Tutorial: Generate images using serverless GPUs in Azure Container Apps

Artikkel
03/18/2025

In this article, you learn how to create a container app that uses serverless GPUs to power an AI application.

With serverless GPUs, you have direct access to GPU compute resources without having to do manual infrastructure configuration such as installing drivers. All you have to do is deploy your AI model's image.

In this tutorial you:

Create a new container app and environment
Configure the environment to use serverless GPUs
Deploy your app to Azure Container Apps
Use the new serverless GPU enable application
Enable artifact streaming to reduce GPU cold start

Prerequisites

Resource	Description
Azure account	You need an Azure account with an active subscription. If you don't have one, you can create one for free.
Access to serverless GPUs	Access to GPUs is only available after you request GPU quotas. You can submit your GPU quota request via a customer support case.

Resource	Description
Azure account	You need an Azure account with an active subscription. If you don't have one, you can create one for free.
Access to serverless GPUs	Access to GPUs is only available after you request GPU quotas. You can submit your GPU quota request via a customer support case.
Azure CLI	Install the Azure CLI or upgrade to the latest version.

Create your container app

Go to the Azure portal and search for and select Container Apps.
Select Create and then select Container App.

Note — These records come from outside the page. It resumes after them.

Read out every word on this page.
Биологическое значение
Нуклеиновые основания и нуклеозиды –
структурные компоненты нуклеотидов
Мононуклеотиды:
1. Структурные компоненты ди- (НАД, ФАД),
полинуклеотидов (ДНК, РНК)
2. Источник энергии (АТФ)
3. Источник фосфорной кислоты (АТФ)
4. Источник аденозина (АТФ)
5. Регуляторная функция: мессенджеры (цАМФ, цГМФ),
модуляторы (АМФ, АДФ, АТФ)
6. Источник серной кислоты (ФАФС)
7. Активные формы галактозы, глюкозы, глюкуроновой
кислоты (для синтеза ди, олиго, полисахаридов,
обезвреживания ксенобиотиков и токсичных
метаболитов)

In the Basics window, enter the following values into each section.

Under Project details enter the following values:

Setting	Value
Subscription	Select your Azure subscription.
Resource group	Select Create new and enter my-gpu-demo-group.
Container app name	Enter my-gpu-demo-app.
Deployment source	Select Container image.

Under Container Apps environment enter the following values:

Setting	Value
Region	Select Sweden Central. For more supported regions, refer to Using serverless GPUs in Azure.
Container Apps environment	Select Create new.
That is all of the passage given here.